Men who Made Iceland
Matthías Jochumsson, poet and writer of Iceland’s national anthem
The West Fjörds have produced some of Iceland’s outstanding leaders in different fields, many in the 19th century, at a time when numerous of the world’s greatest names were born.
Matthías Jochumsson (11 November, 1835–18 December, 1920) was born on the Skógar farm on the south part of the West Fjörds to a poor farming family. He did not attend school until a comparatively late age when his talents were recognised and he went the Latin School in Reykjavik.
During the Christmas holiday in 1861, he wrote a play called, ‘The Outlaws’ which his fellow students performed the following year. It became an instant success and thus he first made his mark as a major poet and marked the beginning of modern Icelandic drama.
The play tells the story of the outlaw Skugga and his companions and their conflicts with the country people, inspired by the stories of outlaws living in the Icelandic wilderness. It has since been performed many times and Matthías, who had been planning to become a businessman, discovered his love of languages and literature that was to define his life.
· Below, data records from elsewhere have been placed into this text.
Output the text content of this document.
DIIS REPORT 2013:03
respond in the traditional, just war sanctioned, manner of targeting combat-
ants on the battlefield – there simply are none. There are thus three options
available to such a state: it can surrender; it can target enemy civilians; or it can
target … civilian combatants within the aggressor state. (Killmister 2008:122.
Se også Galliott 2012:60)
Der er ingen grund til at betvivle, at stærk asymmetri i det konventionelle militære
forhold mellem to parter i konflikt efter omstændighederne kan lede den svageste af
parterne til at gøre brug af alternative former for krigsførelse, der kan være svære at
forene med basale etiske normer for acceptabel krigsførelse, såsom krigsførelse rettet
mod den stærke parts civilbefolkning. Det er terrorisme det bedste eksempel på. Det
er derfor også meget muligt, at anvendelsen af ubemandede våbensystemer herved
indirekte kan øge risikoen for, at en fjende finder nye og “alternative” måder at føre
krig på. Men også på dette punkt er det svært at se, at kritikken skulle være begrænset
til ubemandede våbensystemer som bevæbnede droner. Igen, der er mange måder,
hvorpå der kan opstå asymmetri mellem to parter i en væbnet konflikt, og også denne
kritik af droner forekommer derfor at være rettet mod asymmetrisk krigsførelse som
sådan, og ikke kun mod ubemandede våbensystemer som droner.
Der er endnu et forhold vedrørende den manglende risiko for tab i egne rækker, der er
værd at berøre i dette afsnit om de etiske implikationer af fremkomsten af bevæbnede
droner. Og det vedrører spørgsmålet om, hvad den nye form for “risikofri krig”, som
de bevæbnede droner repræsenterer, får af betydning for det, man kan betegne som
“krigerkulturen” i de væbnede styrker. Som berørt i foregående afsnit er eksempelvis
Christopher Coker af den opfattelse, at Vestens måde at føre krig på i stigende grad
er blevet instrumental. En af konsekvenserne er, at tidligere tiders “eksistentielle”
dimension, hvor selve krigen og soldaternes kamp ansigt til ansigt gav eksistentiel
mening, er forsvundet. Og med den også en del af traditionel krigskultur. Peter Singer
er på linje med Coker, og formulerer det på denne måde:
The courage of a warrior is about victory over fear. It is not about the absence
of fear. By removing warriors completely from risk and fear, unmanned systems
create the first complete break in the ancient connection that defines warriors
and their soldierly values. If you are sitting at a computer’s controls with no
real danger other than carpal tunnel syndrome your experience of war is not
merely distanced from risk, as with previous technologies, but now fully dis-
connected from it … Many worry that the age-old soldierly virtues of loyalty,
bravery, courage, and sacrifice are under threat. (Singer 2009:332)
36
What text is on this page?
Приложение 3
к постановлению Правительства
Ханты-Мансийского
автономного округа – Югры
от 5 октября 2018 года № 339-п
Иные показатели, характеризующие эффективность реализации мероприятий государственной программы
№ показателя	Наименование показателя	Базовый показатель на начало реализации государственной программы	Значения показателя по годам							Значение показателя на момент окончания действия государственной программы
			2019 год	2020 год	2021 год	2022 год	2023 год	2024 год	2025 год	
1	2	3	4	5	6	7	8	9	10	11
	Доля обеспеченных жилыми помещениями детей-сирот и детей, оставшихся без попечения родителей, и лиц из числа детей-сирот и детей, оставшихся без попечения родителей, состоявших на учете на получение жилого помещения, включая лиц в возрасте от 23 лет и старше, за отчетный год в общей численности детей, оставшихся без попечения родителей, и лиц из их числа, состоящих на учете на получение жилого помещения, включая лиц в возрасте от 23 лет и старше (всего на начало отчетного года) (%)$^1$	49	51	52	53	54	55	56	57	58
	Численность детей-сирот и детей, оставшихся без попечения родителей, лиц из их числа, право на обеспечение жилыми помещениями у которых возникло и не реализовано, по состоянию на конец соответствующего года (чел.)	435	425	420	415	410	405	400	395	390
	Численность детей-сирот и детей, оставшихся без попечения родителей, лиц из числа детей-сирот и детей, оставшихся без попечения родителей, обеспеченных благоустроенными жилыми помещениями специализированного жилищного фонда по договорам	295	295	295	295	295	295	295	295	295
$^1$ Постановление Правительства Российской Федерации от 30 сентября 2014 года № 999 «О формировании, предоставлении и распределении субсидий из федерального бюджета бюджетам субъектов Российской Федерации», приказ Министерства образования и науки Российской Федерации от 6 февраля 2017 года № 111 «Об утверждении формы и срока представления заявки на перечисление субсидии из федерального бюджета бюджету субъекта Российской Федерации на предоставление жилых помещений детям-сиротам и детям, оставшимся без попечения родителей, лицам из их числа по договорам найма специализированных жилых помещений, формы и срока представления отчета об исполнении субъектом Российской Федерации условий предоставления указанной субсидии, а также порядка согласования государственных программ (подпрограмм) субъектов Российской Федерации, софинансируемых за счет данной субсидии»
On graduating, he became a priest but, when he lost his second wife, it led to great mental anguish and a reconsideration of his religious beliefs. He took a break from the priesthood for some years, becoming the editor of the most popular weekly Icelandic journal, Þjólðólfur.
Although he returned to the Lutheran priesthood, his was a liberal thinking in contrast to the harsh religious dogmatism of the day. He travelled extensively, being drawn to the Romanticist and Reform movements like the Unitarian church. He read the works of Ralph Waldo Emerson and was said to be Iceland’s most able proponent of the liberal religious position.
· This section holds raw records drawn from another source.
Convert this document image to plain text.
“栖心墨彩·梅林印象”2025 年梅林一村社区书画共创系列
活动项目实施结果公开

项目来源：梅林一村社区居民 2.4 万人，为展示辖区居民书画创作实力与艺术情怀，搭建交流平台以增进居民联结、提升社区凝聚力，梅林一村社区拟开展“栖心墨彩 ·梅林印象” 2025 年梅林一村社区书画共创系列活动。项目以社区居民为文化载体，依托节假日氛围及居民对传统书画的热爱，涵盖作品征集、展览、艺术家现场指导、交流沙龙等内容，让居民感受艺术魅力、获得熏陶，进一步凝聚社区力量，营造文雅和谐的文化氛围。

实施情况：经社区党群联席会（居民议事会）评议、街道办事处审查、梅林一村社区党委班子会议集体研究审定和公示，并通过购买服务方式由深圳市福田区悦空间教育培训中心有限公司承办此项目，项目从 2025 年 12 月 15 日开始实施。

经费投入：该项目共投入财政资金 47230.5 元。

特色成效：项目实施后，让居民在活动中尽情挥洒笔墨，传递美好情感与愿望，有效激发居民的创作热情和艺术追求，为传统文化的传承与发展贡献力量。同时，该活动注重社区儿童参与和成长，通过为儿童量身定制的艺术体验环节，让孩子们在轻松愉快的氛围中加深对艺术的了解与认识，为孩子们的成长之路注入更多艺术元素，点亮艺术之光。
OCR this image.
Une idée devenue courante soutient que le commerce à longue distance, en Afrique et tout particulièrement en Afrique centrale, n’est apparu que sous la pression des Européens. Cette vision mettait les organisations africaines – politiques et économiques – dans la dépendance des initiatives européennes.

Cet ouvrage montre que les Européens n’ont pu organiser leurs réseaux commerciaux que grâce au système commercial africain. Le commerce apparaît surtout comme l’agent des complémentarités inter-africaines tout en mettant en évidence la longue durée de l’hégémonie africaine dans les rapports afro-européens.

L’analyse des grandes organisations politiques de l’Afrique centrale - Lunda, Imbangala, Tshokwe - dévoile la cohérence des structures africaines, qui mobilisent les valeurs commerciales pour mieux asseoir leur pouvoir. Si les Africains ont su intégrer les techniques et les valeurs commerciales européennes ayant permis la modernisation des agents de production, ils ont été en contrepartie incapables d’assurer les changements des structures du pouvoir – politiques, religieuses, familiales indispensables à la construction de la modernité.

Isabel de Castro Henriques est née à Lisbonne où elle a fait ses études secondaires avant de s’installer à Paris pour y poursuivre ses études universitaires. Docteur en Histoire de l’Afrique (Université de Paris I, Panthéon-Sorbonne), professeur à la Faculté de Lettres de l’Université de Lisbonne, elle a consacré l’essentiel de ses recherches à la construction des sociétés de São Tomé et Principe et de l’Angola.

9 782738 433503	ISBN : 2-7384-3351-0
He translated many works from different languages, including a number of Shakespeare’s works, but it was his prolific poetry that made him popular. He wrote his most famous poem for the 1,000 year celebration of Ingólfur Árnason’s pioneering of the country. This was destined to become Iceland’s national anthem.
He was the first poet to be granted a pension and the title of National Poet by the Alþingi, the Icelandic governing body in 1900, when he retired as a clergyman. Through his religious poetry, hymns and funeral elergies, along with his heroic narrative poems, he continued to preach Christian faith and humanity.
He moved to the northern town of Akureyri, where he built a house in 1903, where he lived until his death. The house is now open as a museum and study centre.